Boys Like Her
This book has appropriately been dubbed “A road movie of young queer life and gender transformation.” It chronicles the experiences of four performance artists collectively known as Taste This, and succeeds as a fascinating study into the sexuality of the individuals at hand.
Boys Like Her is actually the literary version of the ensemble’s traveling show, with additional insights and stories from their journeys. The authors continually alternate narration, which makes for a steady pace and a decent amount of variety. It is unfortunate, however, that their writing styles rely so heavily on
clichés, which diminish the power of the word.
The wide range of topics discussed include childhood memories, emotional and physical traumas, addictions, desires and so forth.
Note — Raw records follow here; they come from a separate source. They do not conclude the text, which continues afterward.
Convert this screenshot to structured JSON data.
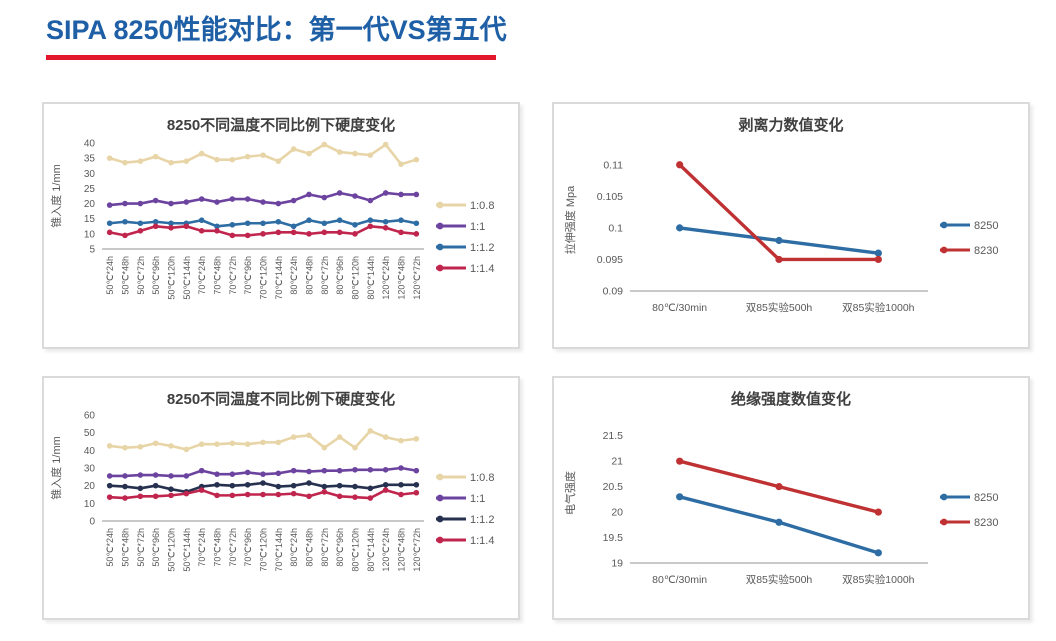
{
  "header": {
    "title": "SIPA 8250性能对比：第一代VS第五代",
    "title_color": "#1E5FA6",
    "accent_color": "#E2172B"
  },
  "chart_data": [
    {
      "type": "line",
      "title": "8250不同温度不同比例下硬度变化",
      "xlabel": "",
      "ylabel": "锥入度 1/mm",
      "ylim": [
        5,
        40
      ],
      "yticks": [
        5,
        10,
        15,
        20,
        25,
        30,
        35,
        40
      ],
      "grid": false,
      "legend_position": "right",
      "categories": [
        "50℃*24h",
        "50℃*48h",
        "50℃*72h",
        "50℃*96h",
        "50℃*120h",
        "50℃*144h",
        "70℃*24h",
        "70℃*48h",
        "70℃*72h",
        "70℃*96h",
        "70℃*120h",
        "70℃*144h",
        "80℃*24h",
        "80℃*48h",
        "80℃*72h",
        "80℃*96h",
        "80℃*120h",
        "80℃*144h",
        "120℃*24h",
        "120℃*48h",
        "120℃*72h"
      ],
      "series": [
        {
          "name": "1:0.8",
          "color": "#E8D5A7",
          "values": [
            35,
            33.5,
            34,
            35.5,
            33.5,
            34,
            36.5,
            34.5,
            34.5,
            35.5,
            36,
            34,
            38,
            36.5,
            39.5,
            37,
            36.5,
            36,
            39.5,
            33,
            34.5
          ]
        },
        {
          "name": "1:1",
          "color": "#6C44A0",
          "values": [
            19.5,
            20,
            20,
            21,
            20,
            20.5,
            21.5,
            20.5,
            21.5,
            21.5,
            20.5,
            20,
            21,
            23,
            22,
            23.5,
            22.5,
            21,
            23.5,
            23,
            23
          ]
        },
        {
          "name": "1:1.2",
          "color": "#2E6DA4",
          "values": [
            13.5,
            14,
            13.5,
            14,
            13.5,
            13.5,
            14.5,
            12.5,
            13,
            13.5,
            13.5,
            14,
            12.5,
            14.5,
            13.5,
            14.5,
            13,
            14.5,
            14,
            14.5,
            13.5
          ]
        },
        {
          "name": "1:1.4",
          "color": "#C0254E",
          "values": [
            10.5,
            9.5,
            11,
            12.5,
            12,
            12.5,
            11,
            11,
            9.5,
            9.5,
            10,
            10.5,
            10.5,
            10,
            10.5,
            10.5,
            10,
            12.5,
            12,
            10.5,
            10
          ]
        }
      ]
    },
    {
      "type": "line",
      "title": "剥离力数值变化",
      "xlabel": "",
      "ylabel": "拉伸强度 Mpa",
      "ylim": [
        0.09,
        0.1125
      ],
      "yticks": [
        0.09,
        0.095,
        0.1,
        0.105,
        0.11
      ],
      "grid": false,
      "legend_position": "right",
      "categories": [
        "80℃/30min",
        "双85实验500h",
        "双85实验1000h"
      ],
      "series": [
        {
          "name": "8250",
          "color": "#2E6DA4",
          "values": [
            0.1,
            0.098,
            0.096
          ]
        },
        {
          "name": "8230",
          "color": "#BF3132",
          "values": [
            0.11,
            0.095,
            0.095
          ]
        }
      ]
    },
    {
      "type": "line",
      "title": "8250不同温度不同比例下硬度变化",
      "xlabel": "",
      "ylabel": "锥入度 1/mm",
      "ylim": [
        0,
        60
      ],
      "yticks": [
        0,
        10,
        20,
        30,
        40,
        50,
        60
      ],
      "grid": false,
      "legend_position": "right",
      "categories": [
        "50℃*24h",
        "50℃*48h",
        "50℃*72h",
        "50℃*96h",
        "50℃*120h",
        "50℃*144h",
        "70℃*24h",
        "70℃*48h",
        "70℃*72h",
        "70℃*96h",
        "70℃*120h",
        "70℃*144h",
        "80℃*24h",
        "80℃*48h",
        "80℃*72h",
        "80℃*96h",
        "80℃*120h",
        "80℃*144h",
        "120℃*24h",
        "120℃*48h",
        "120℃*72h"
      ],
      "series": [
        {
          "name": "1:0.8",
          "color": "#E8D5A7",
          "values": [
            42.5,
            41.5,
            42,
            44,
            42.5,
            40.5,
            43.5,
            43.5,
            44,
            43.5,
            44.5,
            44.5,
            47.5,
            48.5,
            41.5,
            47.5,
            41.5,
            51,
            47.5,
            45.5,
            46.5
          ]
        },
        {
          "name": "1:1",
          "color": "#6C44A0",
          "values": [
            25.5,
            25.5,
            26,
            26,
            25.5,
            25.5,
            28.5,
            26.5,
            26.5,
            27.5,
            26.5,
            27,
            28.5,
            28,
            28.5,
            28.5,
            29,
            29,
            29,
            30,
            28.5
          ]
        },
        {
          "name": "1:1.2",
          "color": "#26304F",
          "values": [
            20,
            19.5,
            18.5,
            20,
            18,
            16.5,
            19.5,
            20.5,
            20,
            20.5,
            21.5,
            19.5,
            20,
            21.5,
            19.5,
            20,
            19.5,
            18.5,
            20.5,
            20.5,
            20.5
          ]
        },
        {
          "name": "1:1.4",
          "color": "#C0254E",
          "values": [
            13.5,
            13,
            14,
            14,
            14.5,
            15.5,
            17.5,
            14.5,
            14.5,
            15,
            15,
            15,
            15.5,
            14,
            16.5,
            14,
            13.5,
            13,
            17.5,
            15,
            16
          ]
        }
      ]
    },
    {
      "type": "line",
      "title": "绝缘强度数值变化",
      "xlabel": "",
      "ylabel": "电气强度",
      "ylim": [
        19,
        21.75
      ],
      "yticks": [
        19,
        19.5,
        20,
        20.5,
        21,
        21.5
      ],
      "grid": false,
      "legend_position": "right",
      "categories": [
        "80℃/30min",
        "双85实验500h",
        "双85实验1000h"
      ],
      "series": [
        {
          "name": "8250",
          "color": "#2E6DA4",
          "values": [
            20.3,
            19.8,
            19.2
          ]
        },
        {
          "name": "8230",
          "color": "#BF3132",
          "values": [
            21,
            20.5,
            20
          ]
        }
      ]
    }
  ]
}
One of the most intriguing and reoccurring areas of interest is that of gender identification. One of the authors contemplates after being asked if she is a boy or a girl: “She is told there are only two possible answers, yet neither of these rings completely true to her ear.” These individuals bravely exist within the fluidity of the two sexes, and this notion of sexual malleability is an important concept for all sexual beings.
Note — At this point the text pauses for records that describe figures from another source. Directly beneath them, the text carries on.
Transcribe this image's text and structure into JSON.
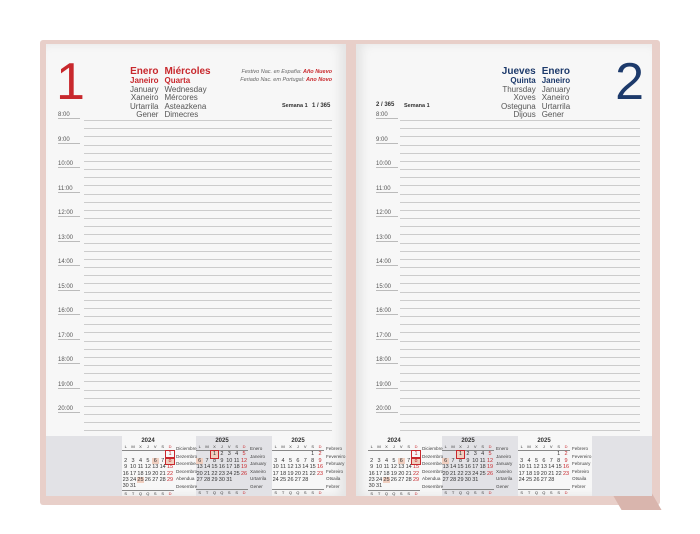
{
  "left_page": {
    "day_number": "1",
    "month": {
      "title": "Enero",
      "bold": "Janeiro",
      "others": [
        "January",
        "Xaneiro",
        "Urtarrila",
        "Gener"
      ]
    },
    "weekday": {
      "title": "Miércoles",
      "bold": "Quarta",
      "others": [
        "Wednesday",
        "Mércores",
        "Asteazkena",
        "Dimecres"
      ]
    },
    "festivals": [
      {
        "label": "Festivo Nac. en España:",
        "name": "Año Nuevo"
      },
      {
        "label": "Feriado Nac. em Portugal:",
        "name": "Ano Novo"
      }
    ],
    "week": "Semana 1",
    "day_of_year": "1 / 365",
    "color": "#c8282d"
  },
  "right_page": {
    "day_number": "2",
    "weekday": {
      "title": "Jueves",
      "bold": "Quinta",
      "others": [
        "Thursday",
        "Xoves",
        "Osteguna",
        "Dijous"
      ]
    },
    "month": {
      "title": "Enero",
      "bold": "Janeiro",
      "others": [
        "January",
        "Xaneiro",
        "Urtarrila",
        "Gener"
      ]
    },
    "week": "Semana 1",
    "day_of_year": "2 / 365",
    "color": "#1d3a6b"
  },
  "hours": [
    "8:00",
    "9:00",
    "10:00",
    "11:00",
    "12:00",
    "13:00",
    "14:00",
    "15:00",
    "16:00",
    "17:00",
    "18:00",
    "19:00",
    "20:00"
  ],
  "calendars": [
    {
      "year": "2024",
      "head": [
        "L",
        "M",
        "X",
        "J",
        "V",
        "S",
        "D"
      ],
      "foot": [
        "S",
        "T",
        "Q",
        "Q",
        "S",
        "S",
        "D"
      ],
      "names": [
        "Diciembre",
        "Dezembro",
        "December",
        "Decembro",
        "Abendua",
        "Desembre"
      ],
      "weeks": [
        [
          "",
          "",
          "",
          "",
          "",
          "",
          "1"
        ],
        [
          "2",
          "3",
          "4",
          "5",
          "6",
          "7",
          "8"
        ],
        [
          "9",
          "10",
          "11",
          "12",
          "13",
          "14",
          "15"
        ],
        [
          "16",
          "17",
          "18",
          "19",
          "20",
          "21",
          "22"
        ],
        [
          "23",
          "24",
          "25",
          "26",
          "27",
          "28",
          "29"
        ],
        [
          "30",
          "31",
          "",
          "",
          "",
          "",
          ""
        ]
      ],
      "highlight": [
        "6",
        "8",
        "25"
      ],
      "boxed": [
        "1",
        "8"
      ]
    },
    {
      "year": "2025",
      "head": [
        "L",
        "M",
        "X",
        "J",
        "V",
        "S",
        "D"
      ],
      "foot": [
        "S",
        "T",
        "Q",
        "Q",
        "S",
        "S",
        "D"
      ],
      "names": [
        "Enero",
        "Janeiro",
        "January",
        "Xaneiro",
        "Urtarrila",
        "Gener"
      ],
      "weeks": [
        [
          "",
          "",
          "1",
          "2",
          "3",
          "4",
          "5"
        ],
        [
          "6",
          "7",
          "8",
          "9",
          "10",
          "11",
          "12"
        ],
        [
          "13",
          "14",
          "15",
          "16",
          "17",
          "18",
          "19"
        ],
        [
          "20",
          "21",
          "22",
          "23",
          "24",
          "25",
          "26"
        ],
        [
          "27",
          "28",
          "29",
          "30",
          "31",
          "",
          ""
        ]
      ],
      "highlight": [
        "1",
        "6"
      ],
      "boxed": [
        "1"
      ]
    },
    {
      "year": "2025",
      "head": [
        "L",
        "M",
        "X",
        "J",
        "V",
        "S",
        "D"
      ],
      "foot": [
        "S",
        "T",
        "Q",
        "Q",
        "S",
        "S",
        "D"
      ],
      "names": [
        "Febrero",
        "Fevereiro",
        "February",
        "Febreiro",
        "Otsaila",
        "Febrer"
      ],
      "weeks": [
        [
          "",
          "",
          "",
          "",
          "",
          "1",
          "2"
        ],
        [
          "3",
          "4",
          "5",
          "6",
          "7",
          "8",
          "9"
        ],
        [
          "10",
          "11",
          "12",
          "13",
          "14",
          "15",
          "16"
        ],
        [
          "17",
          "18",
          "19",
          "20",
          "21",
          "22",
          "23"
        ],
        [
          "24",
          "25",
          "26",
          "27",
          "28",
          "",
          ""
        ]
      ],
      "highlight": [],
      "boxed": []
    }
  ]
}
The biggest disappointment is in the book’s photographs and images. Many of the pictures are sexually explicit and are then matched with un-sexually explicit writing. This problem reflects an interesting phenomenon of expression within repressed communities. As is the case in queer culture, sexual expression can often emit overbearing tones, and result with an in-your-face sense of sexuality. Here the effect is disturbing, especially when the texts are printed directly on top of the image. These inappropriate choices end up tainting the literary experience.